Despite the hostility and risks resulting from the environment they are working in, Masika and her community refuse to give in, knowing how important their work is for the women and girls who come to them.
You will feel their suffering. My task is to try to restore them to their old selves.
Seeds of Hope documents Masika's hard-won progress throughout 2011 – at which point there were 150 individuals at the centre. It then follows the community's recovery from violent upheaval after soldiers arrived one night in November 2012 to rape, beat and steal. Lloyd-Davies says to the moved audience at the Frontline Club that after “meeting Masika for the first time and hearing her story” she felt “that this was a woman’s story that needs to be told”.

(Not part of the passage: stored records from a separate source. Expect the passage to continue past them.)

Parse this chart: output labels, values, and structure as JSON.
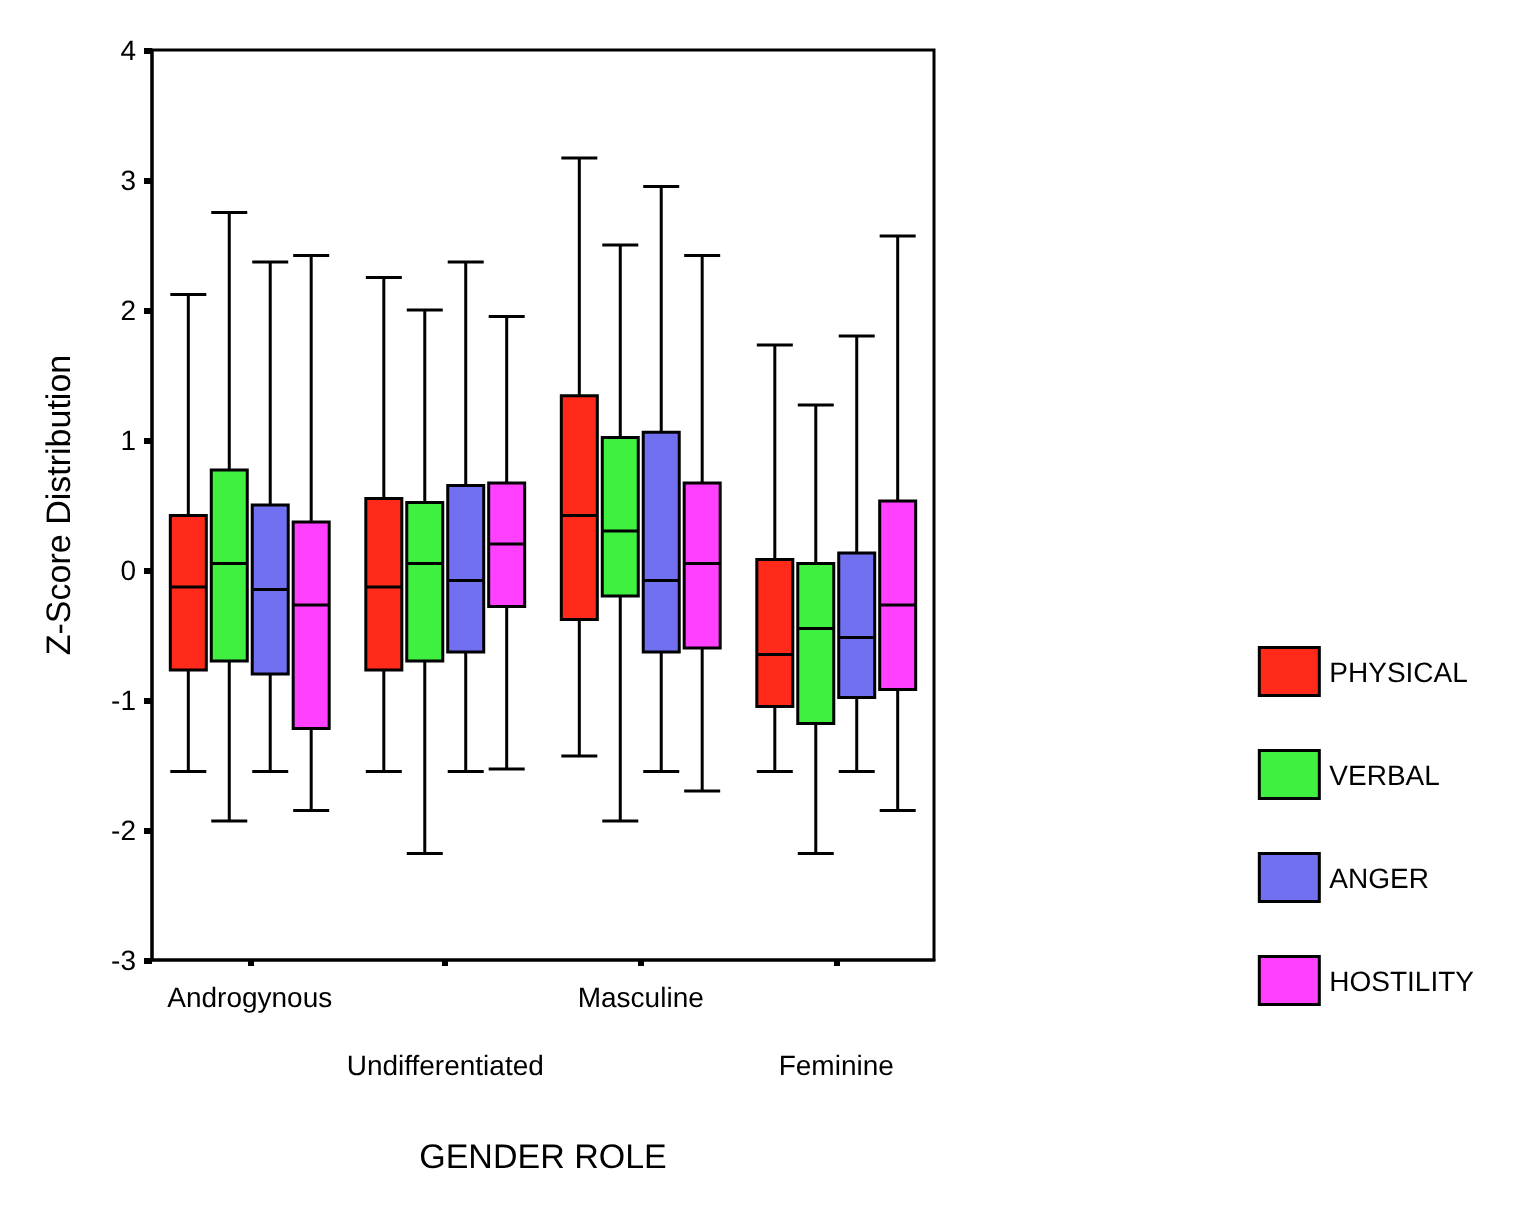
{
  "chart_data": {
    "type": "box",
    "xlabel": "GENDER ROLE",
    "ylabel": "Z-Score Distribution",
    "categories": [
      "Androgynous",
      "Undifferentiated",
      "Masculine",
      "Feminine"
    ],
    "ylim": [
      -3,
      4
    ],
    "yticks": [
      -3,
      -2,
      -1,
      0,
      1,
      2,
      3,
      4
    ],
    "grid": false,
    "legend": "right",
    "series": [
      {
        "name": "PHYSICAL",
        "color": "#ff2a1a",
        "boxes": [
          {
            "low": -1.55,
            "q1": -0.77,
            "median": -0.13,
            "q3": 0.42,
            "high": 2.12
          },
          {
            "low": -1.55,
            "q1": -0.77,
            "median": -0.13,
            "q3": 0.55,
            "high": 2.25
          },
          {
            "low": -1.43,
            "q1": -0.38,
            "median": 0.42,
            "q3": 1.34,
            "high": 3.17
          },
          {
            "low": -1.55,
            "q1": -1.05,
            "median": -0.65,
            "q3": 0.08,
            "high": 1.73
          }
        ]
      },
      {
        "name": "VERBAL",
        "color": "#40f040",
        "boxes": [
          {
            "low": -1.93,
            "q1": -0.7,
            "median": 0.05,
            "q3": 0.77,
            "high": 2.75
          },
          {
            "low": -2.18,
            "q1": -0.7,
            "median": 0.05,
            "q3": 0.52,
            "high": 2.0
          },
          {
            "low": -1.93,
            "q1": -0.2,
            "median": 0.3,
            "q3": 1.02,
            "high": 2.5
          },
          {
            "low": -2.18,
            "q1": -1.18,
            "median": -0.45,
            "q3": 0.05,
            "high": 1.27
          }
        ]
      },
      {
        "name": "ANGER",
        "color": "#7070f0",
        "boxes": [
          {
            "low": -1.55,
            "q1": -0.8,
            "median": -0.15,
            "q3": 0.5,
            "high": 2.37
          },
          {
            "low": -1.55,
            "q1": -0.63,
            "median": -0.08,
            "q3": 0.65,
            "high": 2.37
          },
          {
            "low": -1.55,
            "q1": -0.63,
            "median": -0.08,
            "q3": 1.06,
            "high": 2.95
          },
          {
            "low": -1.55,
            "q1": -0.98,
            "median": -0.52,
            "q3": 0.13,
            "high": 1.8
          }
        ]
      },
      {
        "name": "HOSTILITY",
        "color": "#ff40ff",
        "boxes": [
          {
            "low": -1.85,
            "q1": -1.22,
            "median": -0.27,
            "q3": 0.37,
            "high": 2.42
          },
          {
            "low": -1.53,
            "q1": -0.28,
            "median": 0.2,
            "q3": 0.67,
            "high": 1.95
          },
          {
            "low": -1.7,
            "q1": -0.6,
            "median": 0.05,
            "q3": 0.67,
            "high": 2.42
          },
          {
            "low": -1.85,
            "q1": -0.92,
            "median": -0.27,
            "q3": 0.53,
            "high": 2.57
          }
        ]
      }
    ]
  }
}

In the months following, Lloyd-Davies interviews some of the perpetrators of the November attack. One soldier, who remains anonymous in the film, says: “It's true that we raped here. We found women because they can't escape… Sometimes you kill her. When you finish raping then you kill her child. When we rape, we feel free."
Despite harrowing setbacks and the daily challenge of providing support to hundreds of victims of violence, Masika remains committed to her work. She continues to provide individuals with basic needs such as clothes, food and water, as well as helping provide healthcare and education and counselling to help them move forward with their lives. "You will feel their suffering. My task is to try to restore them to their old selves," Masika explains in the film.
With the Global Summit last month, increased international media attention and a new UN mandate introduced last year to try and disarm militia groups, there is hope that the situation in the DRC will improve.
Pursuit of Justice
For the victims at Masika’s centre, justice is the way forward. Following the November 2012 attack a trial took place. Forty soldiers and officers were charged but it is difficult to consider the trial a success. In May this year only two soldiers were found guilty of rape as a war crime, with many of the others being deployed on operations and some senior officers simply never appearing in court.
The fact the trial took place at all was a success but much more needs to be done in order for the resilient community at Masika’s centre and the thousands of other victims of sexual violence in the DRC to feel that justice has been served.